L’AQUILA. Non supera, da privatista, l’esame preliminare per essere ammesso all’esame di Stato. Ma il Tar accoglie il ricorso presentato dalla famiglia e lo studente di un istituto superiore...
L’AQUILA. Non supera, da privatista, l’esame preliminare per essere ammesso all’esame di Stato. Ma il Tar accoglie il ricorso presentato dalla famiglia e lo studente di un istituto superiore cittadino avrà un’altra chance: le sue prove scritte dovranno essere valutate di nuovo e potrà ripetere la prova orale. Ancora un caso in cui il tribunale amministrativo “boccia” la scuola e giudica illegittime le procedure con cui la commissione d’esame ha ritenuto un alunno esterno non idoneo a sostenere la Maturità. Nell’ordinanza, il giudice sollecita anche l’istituto superiore ad attivare in tempi brevi una commissione ad hoc, chiamata a esprimere un nuovo giudizio.
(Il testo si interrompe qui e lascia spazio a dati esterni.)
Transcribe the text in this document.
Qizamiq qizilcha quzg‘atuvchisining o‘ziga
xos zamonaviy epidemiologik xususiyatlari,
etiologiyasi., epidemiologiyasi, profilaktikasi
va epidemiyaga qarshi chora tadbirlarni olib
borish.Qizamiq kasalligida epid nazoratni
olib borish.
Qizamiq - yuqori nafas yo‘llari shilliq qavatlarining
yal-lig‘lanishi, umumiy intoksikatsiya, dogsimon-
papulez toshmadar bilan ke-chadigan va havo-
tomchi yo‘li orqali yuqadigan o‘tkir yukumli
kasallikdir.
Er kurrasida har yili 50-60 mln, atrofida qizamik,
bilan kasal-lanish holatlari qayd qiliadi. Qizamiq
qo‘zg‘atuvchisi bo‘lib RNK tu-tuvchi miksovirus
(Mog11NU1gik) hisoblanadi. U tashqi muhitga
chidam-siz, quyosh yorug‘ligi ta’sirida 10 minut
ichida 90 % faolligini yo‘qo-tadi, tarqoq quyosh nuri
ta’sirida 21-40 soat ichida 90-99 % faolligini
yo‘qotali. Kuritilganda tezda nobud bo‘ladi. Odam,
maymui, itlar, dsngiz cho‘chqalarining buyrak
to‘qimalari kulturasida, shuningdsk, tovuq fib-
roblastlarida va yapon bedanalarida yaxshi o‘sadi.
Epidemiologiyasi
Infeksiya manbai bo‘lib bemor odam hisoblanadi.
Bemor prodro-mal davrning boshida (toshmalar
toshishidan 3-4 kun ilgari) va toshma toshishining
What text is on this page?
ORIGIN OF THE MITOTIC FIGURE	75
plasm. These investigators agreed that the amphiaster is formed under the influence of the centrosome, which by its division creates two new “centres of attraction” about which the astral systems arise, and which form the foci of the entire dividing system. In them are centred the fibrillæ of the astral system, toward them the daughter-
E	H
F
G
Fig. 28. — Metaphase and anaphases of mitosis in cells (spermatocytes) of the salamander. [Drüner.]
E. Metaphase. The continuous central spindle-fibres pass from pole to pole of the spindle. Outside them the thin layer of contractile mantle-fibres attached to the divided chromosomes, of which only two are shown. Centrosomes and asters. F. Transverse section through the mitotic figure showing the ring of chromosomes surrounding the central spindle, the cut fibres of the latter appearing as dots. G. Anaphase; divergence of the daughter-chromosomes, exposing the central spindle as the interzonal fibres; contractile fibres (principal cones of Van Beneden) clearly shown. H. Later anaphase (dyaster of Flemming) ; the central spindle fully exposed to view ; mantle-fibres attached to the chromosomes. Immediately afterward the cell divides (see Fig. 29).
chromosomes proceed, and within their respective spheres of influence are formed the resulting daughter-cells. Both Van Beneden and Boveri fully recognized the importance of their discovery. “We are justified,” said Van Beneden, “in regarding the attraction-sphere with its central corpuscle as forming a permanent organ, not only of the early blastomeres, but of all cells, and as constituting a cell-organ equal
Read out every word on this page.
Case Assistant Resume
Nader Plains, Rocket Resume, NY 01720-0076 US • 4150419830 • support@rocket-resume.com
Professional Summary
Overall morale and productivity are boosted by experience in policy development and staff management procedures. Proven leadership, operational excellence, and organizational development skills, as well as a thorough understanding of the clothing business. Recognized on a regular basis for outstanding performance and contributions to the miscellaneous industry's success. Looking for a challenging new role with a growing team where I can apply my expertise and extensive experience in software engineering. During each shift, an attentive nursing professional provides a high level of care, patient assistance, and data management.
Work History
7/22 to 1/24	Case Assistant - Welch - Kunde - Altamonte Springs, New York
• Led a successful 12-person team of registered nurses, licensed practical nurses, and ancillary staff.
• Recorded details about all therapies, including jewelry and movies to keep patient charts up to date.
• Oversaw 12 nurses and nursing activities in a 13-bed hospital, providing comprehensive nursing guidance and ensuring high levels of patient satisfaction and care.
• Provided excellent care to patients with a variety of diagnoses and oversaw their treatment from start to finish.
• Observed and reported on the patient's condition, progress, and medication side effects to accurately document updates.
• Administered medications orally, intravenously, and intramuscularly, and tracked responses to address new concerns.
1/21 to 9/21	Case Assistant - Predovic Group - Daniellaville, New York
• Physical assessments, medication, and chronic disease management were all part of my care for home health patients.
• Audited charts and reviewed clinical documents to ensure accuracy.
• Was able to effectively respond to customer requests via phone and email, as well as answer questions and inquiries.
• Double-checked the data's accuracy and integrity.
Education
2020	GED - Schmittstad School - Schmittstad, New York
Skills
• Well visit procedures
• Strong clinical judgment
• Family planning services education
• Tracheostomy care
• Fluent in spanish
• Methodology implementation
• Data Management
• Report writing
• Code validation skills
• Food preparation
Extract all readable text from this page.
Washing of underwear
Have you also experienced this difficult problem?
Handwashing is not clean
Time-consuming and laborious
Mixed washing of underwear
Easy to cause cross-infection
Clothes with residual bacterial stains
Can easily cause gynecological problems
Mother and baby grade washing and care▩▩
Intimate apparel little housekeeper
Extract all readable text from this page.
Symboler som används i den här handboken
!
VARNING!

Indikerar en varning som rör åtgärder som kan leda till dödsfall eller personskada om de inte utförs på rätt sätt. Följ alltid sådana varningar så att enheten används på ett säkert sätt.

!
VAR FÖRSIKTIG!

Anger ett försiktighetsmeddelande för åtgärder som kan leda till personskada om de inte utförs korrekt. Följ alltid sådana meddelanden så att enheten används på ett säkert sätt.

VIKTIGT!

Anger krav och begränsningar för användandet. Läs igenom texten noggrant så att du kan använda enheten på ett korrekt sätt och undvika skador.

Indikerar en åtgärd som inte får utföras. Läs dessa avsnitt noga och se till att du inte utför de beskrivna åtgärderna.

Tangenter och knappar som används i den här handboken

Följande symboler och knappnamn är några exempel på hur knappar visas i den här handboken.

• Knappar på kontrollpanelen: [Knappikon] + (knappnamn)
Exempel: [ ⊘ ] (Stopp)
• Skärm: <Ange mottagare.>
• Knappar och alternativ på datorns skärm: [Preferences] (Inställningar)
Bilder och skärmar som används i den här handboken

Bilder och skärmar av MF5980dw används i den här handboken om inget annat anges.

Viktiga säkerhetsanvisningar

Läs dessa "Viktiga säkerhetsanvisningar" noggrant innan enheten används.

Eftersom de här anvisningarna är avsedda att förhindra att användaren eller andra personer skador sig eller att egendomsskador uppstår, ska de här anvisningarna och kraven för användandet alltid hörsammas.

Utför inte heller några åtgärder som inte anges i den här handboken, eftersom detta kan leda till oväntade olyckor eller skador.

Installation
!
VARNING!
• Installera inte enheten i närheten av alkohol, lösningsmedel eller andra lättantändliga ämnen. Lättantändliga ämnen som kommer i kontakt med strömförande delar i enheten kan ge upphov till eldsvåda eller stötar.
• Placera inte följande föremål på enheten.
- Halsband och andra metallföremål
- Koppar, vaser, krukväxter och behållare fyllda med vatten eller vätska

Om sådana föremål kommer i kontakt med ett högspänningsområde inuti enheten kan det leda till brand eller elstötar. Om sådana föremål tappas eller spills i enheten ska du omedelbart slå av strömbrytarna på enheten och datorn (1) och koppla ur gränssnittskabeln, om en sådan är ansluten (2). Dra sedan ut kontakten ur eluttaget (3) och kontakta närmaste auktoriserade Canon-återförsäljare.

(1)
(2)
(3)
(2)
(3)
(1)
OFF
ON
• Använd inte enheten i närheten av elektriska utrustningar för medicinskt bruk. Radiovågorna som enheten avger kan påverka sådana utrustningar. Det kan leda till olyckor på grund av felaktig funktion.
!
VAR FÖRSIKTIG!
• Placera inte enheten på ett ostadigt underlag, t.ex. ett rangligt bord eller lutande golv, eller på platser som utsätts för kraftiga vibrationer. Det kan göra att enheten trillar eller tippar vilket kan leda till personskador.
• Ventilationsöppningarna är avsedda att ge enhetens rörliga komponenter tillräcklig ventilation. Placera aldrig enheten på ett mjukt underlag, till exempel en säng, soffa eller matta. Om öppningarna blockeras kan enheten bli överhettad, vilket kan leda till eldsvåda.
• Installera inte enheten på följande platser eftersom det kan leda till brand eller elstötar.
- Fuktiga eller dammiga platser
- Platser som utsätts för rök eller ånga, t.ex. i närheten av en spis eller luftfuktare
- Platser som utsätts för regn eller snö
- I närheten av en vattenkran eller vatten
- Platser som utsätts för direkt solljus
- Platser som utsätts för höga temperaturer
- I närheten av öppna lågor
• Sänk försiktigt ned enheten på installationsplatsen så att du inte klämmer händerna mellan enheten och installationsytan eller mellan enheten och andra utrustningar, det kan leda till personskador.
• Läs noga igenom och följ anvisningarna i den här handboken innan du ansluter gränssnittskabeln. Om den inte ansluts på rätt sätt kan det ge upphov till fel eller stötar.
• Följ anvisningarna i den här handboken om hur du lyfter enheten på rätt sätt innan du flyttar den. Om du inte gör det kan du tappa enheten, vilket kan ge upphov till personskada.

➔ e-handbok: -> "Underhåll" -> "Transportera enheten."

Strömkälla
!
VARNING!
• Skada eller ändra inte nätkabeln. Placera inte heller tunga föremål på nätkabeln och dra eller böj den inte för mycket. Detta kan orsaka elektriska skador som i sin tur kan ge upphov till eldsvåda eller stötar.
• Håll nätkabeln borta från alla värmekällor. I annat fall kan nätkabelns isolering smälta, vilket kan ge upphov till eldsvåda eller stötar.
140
A curare il ricorso è stata l’avvocato Alessia Fonzi, che già lo scorso anno aveva ottenuto la riammissione di una studentessa aquilana, bocciata alla Maturità. «Il ricorrente», spiega l’avvocato Fonzi, «si è presentato a sostenere da privatista l’esame preliminare di ammissione all'esame di Stato nell’istituto superiore dove aveva frequentato l’ultimo anno del corso di studi, ritirandosi, come prevede la normativa, entro lo scorso 15 marzo. Ha quindi sostenuto 6 prove scritte e una orale su tutte le materie, ma non è stato ammesso al successivo esame di Stato. Il Tar, dopo aver esaminato il nostro ricorso, in cui si chiedeva l’annullamento dei verbali, ha giudicato illegittime le procedure adottate dalla commissione, sia nella conduzione che nella valutazione dell’esame. Da qui, la richiesta alla scuola di convocare in tempi stretti una commissione ad hoc, che dovrà valutare di nuovo le prove scritte già espletate. Lo studente potrà poi sostenere un altro colloquio orale e quindi, se l’esito di tutte le prove sarà positivo, andrà ad affrontare l’esame di Stato». Sempre più spesso le famiglie si rivolgono al Tar, in caso di bocciature: ma raramente i ricorsi vengono accolti con favore, dato che il giudizio degli insegnanti è insindacabile per legge. Si fa allora leva sulla legittimità delle procedure che sono state seguite. (r.s.)